国内に現在550カ所以上あるブルワリー(クラフトビール醸造所)で、北海道美深(びふか)町の「美深白樺(しらかば)ブルワリー」は最北に位置する。美深町は、村上春樹氏の小説「羊をめぐる冒険」の舞台といわれる。
「美深まで飲みに来たいと思わせる日本一おいしいビールを造りたい」
ブルワリーの社長、高橋克尚(よしなお)さん(50)は、そう話す。
国内大手IT企業で社内インフラ整備をしていた高橋さんが、初めて美深町を訪れたのは2017年9月だった。
大きなプロジェクトが一段落し、燃え尽き症候群のような状態に陥っていた高橋さん。気分転換に友人が北海道旅行に誘ってくれたのがきっかけだった。
村上氏の小説を愛する友人は毎年のように美深町を訪れ、小説に出てくる別荘とそっくりの「ファームイントント」というペンションに泊まっていた。高橋さんはレンタルした大型バイクで道内をめぐりながら、「トント」に2泊した。
そこで経営者の柳生佳樹さん(74)と知り合った。
夜、柳生さんの牧場の羊のジンギスカンを囲むと、ビールと会話がすすんだ。
柳生さんは、羊牧場とペンションのほか、白樺樹液の採取と販売も手がける。その白樺樹液をつかったビールをつくりたいという構想に、高橋さんは聴き入った。
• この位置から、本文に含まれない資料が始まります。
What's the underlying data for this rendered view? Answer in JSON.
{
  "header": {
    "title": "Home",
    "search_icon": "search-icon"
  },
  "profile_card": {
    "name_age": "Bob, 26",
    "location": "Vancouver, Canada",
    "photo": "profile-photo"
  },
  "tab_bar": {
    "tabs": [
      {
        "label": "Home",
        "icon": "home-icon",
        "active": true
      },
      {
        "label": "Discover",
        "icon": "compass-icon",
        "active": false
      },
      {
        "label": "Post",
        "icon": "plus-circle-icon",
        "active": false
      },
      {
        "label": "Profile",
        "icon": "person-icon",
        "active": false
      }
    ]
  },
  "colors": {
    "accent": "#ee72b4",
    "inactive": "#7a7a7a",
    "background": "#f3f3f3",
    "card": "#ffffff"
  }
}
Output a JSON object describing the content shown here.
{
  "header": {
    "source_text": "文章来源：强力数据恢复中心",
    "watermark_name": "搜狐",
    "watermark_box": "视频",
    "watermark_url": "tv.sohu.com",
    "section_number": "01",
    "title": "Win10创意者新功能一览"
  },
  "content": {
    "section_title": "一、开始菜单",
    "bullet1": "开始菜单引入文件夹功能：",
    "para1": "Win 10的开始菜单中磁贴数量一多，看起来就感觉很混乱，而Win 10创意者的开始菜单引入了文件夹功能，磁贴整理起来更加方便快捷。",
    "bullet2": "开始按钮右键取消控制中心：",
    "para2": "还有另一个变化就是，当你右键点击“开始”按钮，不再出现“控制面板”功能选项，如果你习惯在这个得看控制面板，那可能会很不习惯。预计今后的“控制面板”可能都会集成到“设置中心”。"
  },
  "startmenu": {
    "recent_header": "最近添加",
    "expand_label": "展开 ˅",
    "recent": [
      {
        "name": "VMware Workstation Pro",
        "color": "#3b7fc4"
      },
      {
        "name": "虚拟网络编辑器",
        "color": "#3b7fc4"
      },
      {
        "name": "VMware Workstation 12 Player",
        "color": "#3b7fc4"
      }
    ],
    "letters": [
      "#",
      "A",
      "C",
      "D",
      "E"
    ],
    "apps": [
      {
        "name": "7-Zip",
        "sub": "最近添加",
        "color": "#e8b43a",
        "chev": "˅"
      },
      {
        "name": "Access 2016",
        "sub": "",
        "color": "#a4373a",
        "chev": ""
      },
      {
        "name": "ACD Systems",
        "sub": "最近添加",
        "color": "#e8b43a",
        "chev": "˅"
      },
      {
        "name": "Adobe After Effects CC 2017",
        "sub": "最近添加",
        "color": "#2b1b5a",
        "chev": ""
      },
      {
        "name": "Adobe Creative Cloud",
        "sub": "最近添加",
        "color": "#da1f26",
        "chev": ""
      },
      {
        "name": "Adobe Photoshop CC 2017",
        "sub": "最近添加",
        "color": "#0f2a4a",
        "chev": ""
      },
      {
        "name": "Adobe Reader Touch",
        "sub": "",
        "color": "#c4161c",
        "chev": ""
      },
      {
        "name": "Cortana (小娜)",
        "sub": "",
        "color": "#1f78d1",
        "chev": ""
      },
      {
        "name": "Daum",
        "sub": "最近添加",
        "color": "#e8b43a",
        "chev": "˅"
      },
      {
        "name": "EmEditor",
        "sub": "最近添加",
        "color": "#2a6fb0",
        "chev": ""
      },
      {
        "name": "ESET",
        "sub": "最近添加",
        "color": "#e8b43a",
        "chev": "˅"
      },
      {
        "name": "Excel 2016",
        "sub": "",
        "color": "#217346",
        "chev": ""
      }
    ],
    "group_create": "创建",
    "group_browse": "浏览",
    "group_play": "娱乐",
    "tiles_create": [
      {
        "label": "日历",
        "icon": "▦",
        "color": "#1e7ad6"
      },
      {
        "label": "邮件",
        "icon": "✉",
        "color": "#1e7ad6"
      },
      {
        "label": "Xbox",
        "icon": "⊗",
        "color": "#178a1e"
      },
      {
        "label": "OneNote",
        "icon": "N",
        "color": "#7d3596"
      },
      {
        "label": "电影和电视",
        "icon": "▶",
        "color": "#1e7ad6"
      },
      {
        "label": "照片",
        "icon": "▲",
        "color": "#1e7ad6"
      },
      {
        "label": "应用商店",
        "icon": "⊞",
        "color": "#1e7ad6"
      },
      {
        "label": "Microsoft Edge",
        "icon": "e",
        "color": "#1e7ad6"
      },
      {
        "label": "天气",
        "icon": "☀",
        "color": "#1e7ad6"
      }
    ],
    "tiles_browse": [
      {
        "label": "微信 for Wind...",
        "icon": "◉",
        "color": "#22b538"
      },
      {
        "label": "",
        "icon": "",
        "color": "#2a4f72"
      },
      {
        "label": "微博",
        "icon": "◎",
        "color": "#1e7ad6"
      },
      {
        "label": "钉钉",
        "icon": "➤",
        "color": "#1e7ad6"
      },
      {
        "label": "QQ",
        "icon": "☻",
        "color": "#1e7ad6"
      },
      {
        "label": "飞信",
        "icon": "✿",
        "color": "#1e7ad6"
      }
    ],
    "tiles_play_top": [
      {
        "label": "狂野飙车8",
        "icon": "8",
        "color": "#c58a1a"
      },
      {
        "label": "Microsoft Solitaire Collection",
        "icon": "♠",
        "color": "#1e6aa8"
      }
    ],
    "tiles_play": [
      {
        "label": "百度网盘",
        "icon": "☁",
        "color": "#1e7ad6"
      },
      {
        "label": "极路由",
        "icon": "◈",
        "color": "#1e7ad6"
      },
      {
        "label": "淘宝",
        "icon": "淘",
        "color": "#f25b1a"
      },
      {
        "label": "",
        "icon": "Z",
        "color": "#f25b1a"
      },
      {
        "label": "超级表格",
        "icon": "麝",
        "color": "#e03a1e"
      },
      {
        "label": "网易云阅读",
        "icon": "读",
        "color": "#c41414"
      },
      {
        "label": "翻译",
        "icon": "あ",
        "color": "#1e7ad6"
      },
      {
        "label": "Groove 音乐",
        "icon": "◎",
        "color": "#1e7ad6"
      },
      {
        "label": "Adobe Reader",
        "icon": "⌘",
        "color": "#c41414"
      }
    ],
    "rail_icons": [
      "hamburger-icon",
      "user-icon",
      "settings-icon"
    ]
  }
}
冬の間、根に樹液をためた白樺が春を迎え、葉を芽吹かせようと枝々に樹液を送り込む。
「その自然の恵みを少しばかりいただき、ビールにしたい」。柳生さんは語った。
北海道での、「トント」での2泊が、高橋さんを突き動かした。
18年夏、1年で最初のビールを造ると宣言して美深白樺ブルワリーが発足。高橋さんは社長になった。
19年9月、初めてのビールが完成する。お披露目会としてブルワリーで開いたビアフェスは、来場者でいっぱいになった。
高橋さんは「何もない美深に来て、時間を過ごすことに価値がある」と話す。